Q. Consider the following statements regarding Monetary Policy of Reserve Bank of India (RBI):
1. The Monetary Policy framework in India is based on Cost Inflation Index (CII) inflation targeting.
2. RBI Governor does not generally have a vote and votes only in the event of an equality of votes in Monetary Policy Committee.
Which of the statements given above is/are correct?

[A] 1 only

[B] 2 only

[C] Both 1 and 2

[D] Neither 1 nor 2

Answer: D
Notes:

In May 2016, the Reserve Bank of India (RBI) Act, 1934 was amended to provide a statutory basis for the implementation of the flexible inflation targeting framework.
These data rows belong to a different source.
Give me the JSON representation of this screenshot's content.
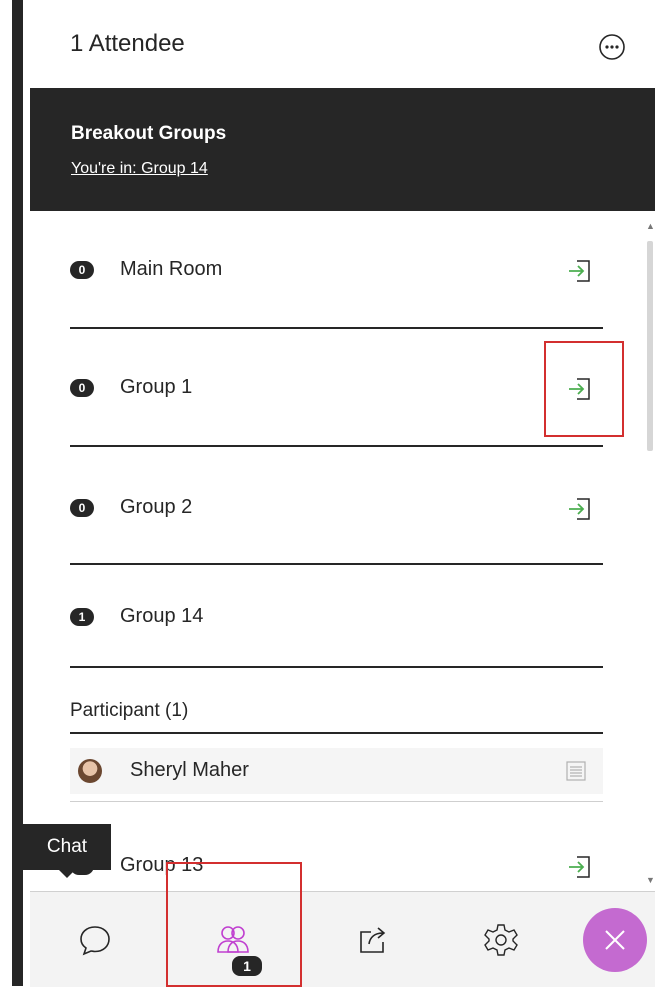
{
  "header": {
    "title": "1 Attendee",
    "more_icon": "more-options-icon"
  },
  "banner": {
    "title": "Breakout Groups",
    "current_group_link": "You're in: Group 14"
  },
  "groups": [
    {
      "name": "Main Room",
      "count": "0",
      "join_icon": "join-group-icon"
    },
    {
      "name": "Group 1",
      "count": "0",
      "join_icon": "join-group-icon"
    },
    {
      "name": "Group 2",
      "count": "0",
      "join_icon": "join-group-icon"
    },
    {
      "name": "Group 14",
      "count": "1"
    },
    {
      "name": "Group 13",
      "count": "0",
      "join_icon": "join-group-icon"
    }
  ],
  "participants": {
    "title": "Participant (1)",
    "items": [
      {
        "name": "Sheryl Maher"
      }
    ]
  },
  "tooltip": {
    "text": "Chat"
  },
  "bottom_bar": {
    "attendees_count": "1",
    "icons": [
      "chat-icon",
      "attendees-icon",
      "share-content-icon",
      "settings-icon",
      "close-panel-icon"
    ]
  },
  "colors": {
    "dark": "#262626",
    "join_green": "#4caf50",
    "close_purple": "#c46ad0",
    "highlight_red": "#d32f2f"
  }
}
The amended RBI Act also provides for the inflation target to be set by the Government of India, in consultation with the Reserve Bank, once in every five years. Accordingly, the Central Government has notified 4 per cent Consumer Price Index (CPI) inflation as the target for the period from August 5, 2016 to March 31, 2021 with the upper tolerance limit of 6 per cent and the lower tolerance limit of 2 per cent.

Under the amended RBI Act: The Monetary Policy Committee consists of the following Members:

  • the Governor of the Bank—Chairperson, ex officio;
  • Deputy Governor of the Bank, in charge of Monetary Policy—Member, ex officio;
  • One officer of the Bank to be nominated by the Central Board—Member, ex officio; and
  • Three persons to be appointed by the Central Government—Members.

The Monetary Policy Committee (MPC) is required to meet at least four times in a year.

  • The quorum for the meeting of the MPC is four members.
  • Each member of the MPC has one vote, and in the event of an equality of votes, the Governor has a second or casting vote.